The fragrance of flowers perfumed the air in the forest setting as Alicia cried at the wedding. Happy tears. She hadn’t planned to. She blamed it on being pregnant. On being a sentimental sap. On wishing her mother and father could see her truly happy. But even Lelandi joined her with teary eyes, and Darien and Jake just looked at each other sympathetically.

Silva slapped Sam on the back, his gunshot wound all healed up. “Think we might do something like this someday?” she asked sweetly.

He grunted.

Lelandi laughed. “I’d be game to put on another one of these.”

Darien shook his head.

Everyone glanced at Tom, who was tugging at his cravat. “Don’t look at me. I haven’t found a girl to date, let alone mate.”

Lelandi smiled at him, the expression on her face one of calculation. Who could she find for Tom, now that Jake had gone off and found a mate all on his own?

Everyone was so busy grazing at the tables of food that no one saw Jake take Alicia’s hand and pull her away from the festivities. Or maybe they did, but she was certain no one really minded.

“We never discussed going away on a honeymoon,” Jake said, driving Alicia back to the house.

“You’re kidding, right?”

He looked at her, his expression surprised.

“I have trouble with shape-shifting,” she reminded him.

“A h. But you won’t be able to during the new moon.”

“Can you guarantee it?”

“Yes.”

“Hmm,” she said, running her hand over his thigh.

“After all that has happened in the past several months, would you think me very boring if I said I’d just like to stay at home with you? Take walks in the woods where you can show me where you’ve taken such beautiful pictures of wildflowers. Enjoy a fire and hot chocolate with whipped cream and whatever else we have in mind to occupy ourselves.”

“Skinny-dip on a night when the moon shimmers in the night sky.”

“You mentioned doing that before.
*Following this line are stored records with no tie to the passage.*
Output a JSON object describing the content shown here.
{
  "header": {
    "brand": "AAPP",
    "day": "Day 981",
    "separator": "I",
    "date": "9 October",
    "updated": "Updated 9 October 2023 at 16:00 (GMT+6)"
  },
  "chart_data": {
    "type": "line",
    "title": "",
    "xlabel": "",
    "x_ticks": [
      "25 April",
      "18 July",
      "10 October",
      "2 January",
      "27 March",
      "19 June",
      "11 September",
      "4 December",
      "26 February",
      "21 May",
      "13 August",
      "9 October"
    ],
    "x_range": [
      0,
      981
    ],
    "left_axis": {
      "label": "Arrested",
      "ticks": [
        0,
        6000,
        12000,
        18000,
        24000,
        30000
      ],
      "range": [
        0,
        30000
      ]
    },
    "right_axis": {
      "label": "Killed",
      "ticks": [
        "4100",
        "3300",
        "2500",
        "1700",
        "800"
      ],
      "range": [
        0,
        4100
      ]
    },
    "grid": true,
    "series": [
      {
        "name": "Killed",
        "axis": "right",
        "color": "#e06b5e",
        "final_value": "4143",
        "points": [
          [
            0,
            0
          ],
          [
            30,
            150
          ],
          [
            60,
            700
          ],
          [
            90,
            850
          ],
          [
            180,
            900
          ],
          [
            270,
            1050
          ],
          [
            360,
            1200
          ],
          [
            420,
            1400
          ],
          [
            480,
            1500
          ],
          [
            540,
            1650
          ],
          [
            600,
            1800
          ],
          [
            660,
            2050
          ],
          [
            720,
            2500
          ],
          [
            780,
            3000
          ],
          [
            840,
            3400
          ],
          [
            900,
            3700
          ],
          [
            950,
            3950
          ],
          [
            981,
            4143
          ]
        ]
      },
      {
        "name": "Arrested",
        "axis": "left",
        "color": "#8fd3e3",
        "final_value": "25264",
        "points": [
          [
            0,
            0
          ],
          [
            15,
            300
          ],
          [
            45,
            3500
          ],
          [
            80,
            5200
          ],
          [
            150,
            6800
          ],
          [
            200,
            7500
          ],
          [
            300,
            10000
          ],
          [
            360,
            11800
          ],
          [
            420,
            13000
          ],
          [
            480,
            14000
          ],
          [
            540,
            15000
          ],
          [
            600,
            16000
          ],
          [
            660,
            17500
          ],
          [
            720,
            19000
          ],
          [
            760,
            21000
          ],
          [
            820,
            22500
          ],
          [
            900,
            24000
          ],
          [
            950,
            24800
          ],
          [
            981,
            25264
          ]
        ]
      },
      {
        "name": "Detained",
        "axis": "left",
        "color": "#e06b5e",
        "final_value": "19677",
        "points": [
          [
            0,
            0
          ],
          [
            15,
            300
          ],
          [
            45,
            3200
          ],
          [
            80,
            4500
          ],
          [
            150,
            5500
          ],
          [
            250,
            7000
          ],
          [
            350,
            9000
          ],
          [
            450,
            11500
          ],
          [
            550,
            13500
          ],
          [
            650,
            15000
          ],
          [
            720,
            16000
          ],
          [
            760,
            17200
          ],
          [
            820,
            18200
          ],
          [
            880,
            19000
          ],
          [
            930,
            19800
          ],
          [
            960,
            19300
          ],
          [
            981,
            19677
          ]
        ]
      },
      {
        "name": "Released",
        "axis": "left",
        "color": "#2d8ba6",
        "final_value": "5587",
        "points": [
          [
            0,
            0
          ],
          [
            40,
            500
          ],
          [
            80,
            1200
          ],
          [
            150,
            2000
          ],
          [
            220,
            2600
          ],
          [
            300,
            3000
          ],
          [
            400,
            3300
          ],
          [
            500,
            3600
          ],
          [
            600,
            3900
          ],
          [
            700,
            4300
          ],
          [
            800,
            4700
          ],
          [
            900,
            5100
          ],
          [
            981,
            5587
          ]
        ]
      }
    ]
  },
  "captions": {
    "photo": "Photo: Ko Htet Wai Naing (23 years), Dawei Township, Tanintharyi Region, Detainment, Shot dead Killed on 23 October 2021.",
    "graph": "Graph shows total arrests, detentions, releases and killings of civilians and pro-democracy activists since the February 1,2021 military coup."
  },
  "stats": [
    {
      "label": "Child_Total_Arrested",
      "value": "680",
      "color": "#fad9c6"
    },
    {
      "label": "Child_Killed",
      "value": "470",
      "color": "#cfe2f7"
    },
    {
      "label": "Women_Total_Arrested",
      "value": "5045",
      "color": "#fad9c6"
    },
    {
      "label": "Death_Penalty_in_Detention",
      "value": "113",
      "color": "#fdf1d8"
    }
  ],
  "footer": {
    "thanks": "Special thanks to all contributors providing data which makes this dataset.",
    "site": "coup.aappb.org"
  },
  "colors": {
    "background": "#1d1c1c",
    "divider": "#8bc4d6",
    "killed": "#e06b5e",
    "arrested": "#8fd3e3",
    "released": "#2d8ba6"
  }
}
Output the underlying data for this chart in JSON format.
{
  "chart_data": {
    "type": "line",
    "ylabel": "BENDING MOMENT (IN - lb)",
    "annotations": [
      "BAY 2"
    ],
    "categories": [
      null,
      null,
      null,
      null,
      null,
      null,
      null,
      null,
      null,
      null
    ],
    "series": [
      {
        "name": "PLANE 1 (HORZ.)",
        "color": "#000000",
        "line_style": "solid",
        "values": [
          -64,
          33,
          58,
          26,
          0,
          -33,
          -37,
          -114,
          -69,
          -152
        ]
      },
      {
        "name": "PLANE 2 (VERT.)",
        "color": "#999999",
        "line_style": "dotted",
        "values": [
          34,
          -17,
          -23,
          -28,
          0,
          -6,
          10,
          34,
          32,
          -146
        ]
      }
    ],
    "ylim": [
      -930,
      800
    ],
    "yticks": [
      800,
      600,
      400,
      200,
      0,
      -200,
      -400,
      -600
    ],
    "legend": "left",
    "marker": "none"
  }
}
Sounds like fun.

Have any drive-in theaters around here?” she asked, as he drove down their long wooded drive.

“Forty-five minutes from here in Green Valley.”

She smiled. “Looks like we have the start of a wonderfully delightful honeymoon scheduled, right here at home.”

Home. It was home. And she had a man she could love just like her mother had loved her father. And a whole new family who loved her just as much as she loved them back.

And a whole mess of babies that would be here before they knew it. Triplets. She shook her head and cuddled next to Jake, her gown making her feel like she was cocooned in satin like a fairy princess. He wrapped his arm around her as they pulled into their driveway.

“What are you thinking now?” Jake asked, kissing the top of her head.

“When I first saw you, I thought you were one handsome, dangerously devilish man.” She rubbed her belly. “Boy, did I have that right.”

He chuckled, parked the truck, and carried her out of the vehicle. “I wanted to kiss you in the worst way. And that was my undoing.”

And the beginning of his life. He sighed, carried his mate and bride across the threshold, and vowed to give her the honeymoon of a lifetime, right here close to home. He would take pictures of her among the wildflowers, her hair freely flowing over her shoulders while she wore a tank top and short shorts, braless, barefoot, and pregnant, just as he’d envisioned so many weeks ago—except for the triplets part. And he couldn’t be more pleased with the way the picture had changed.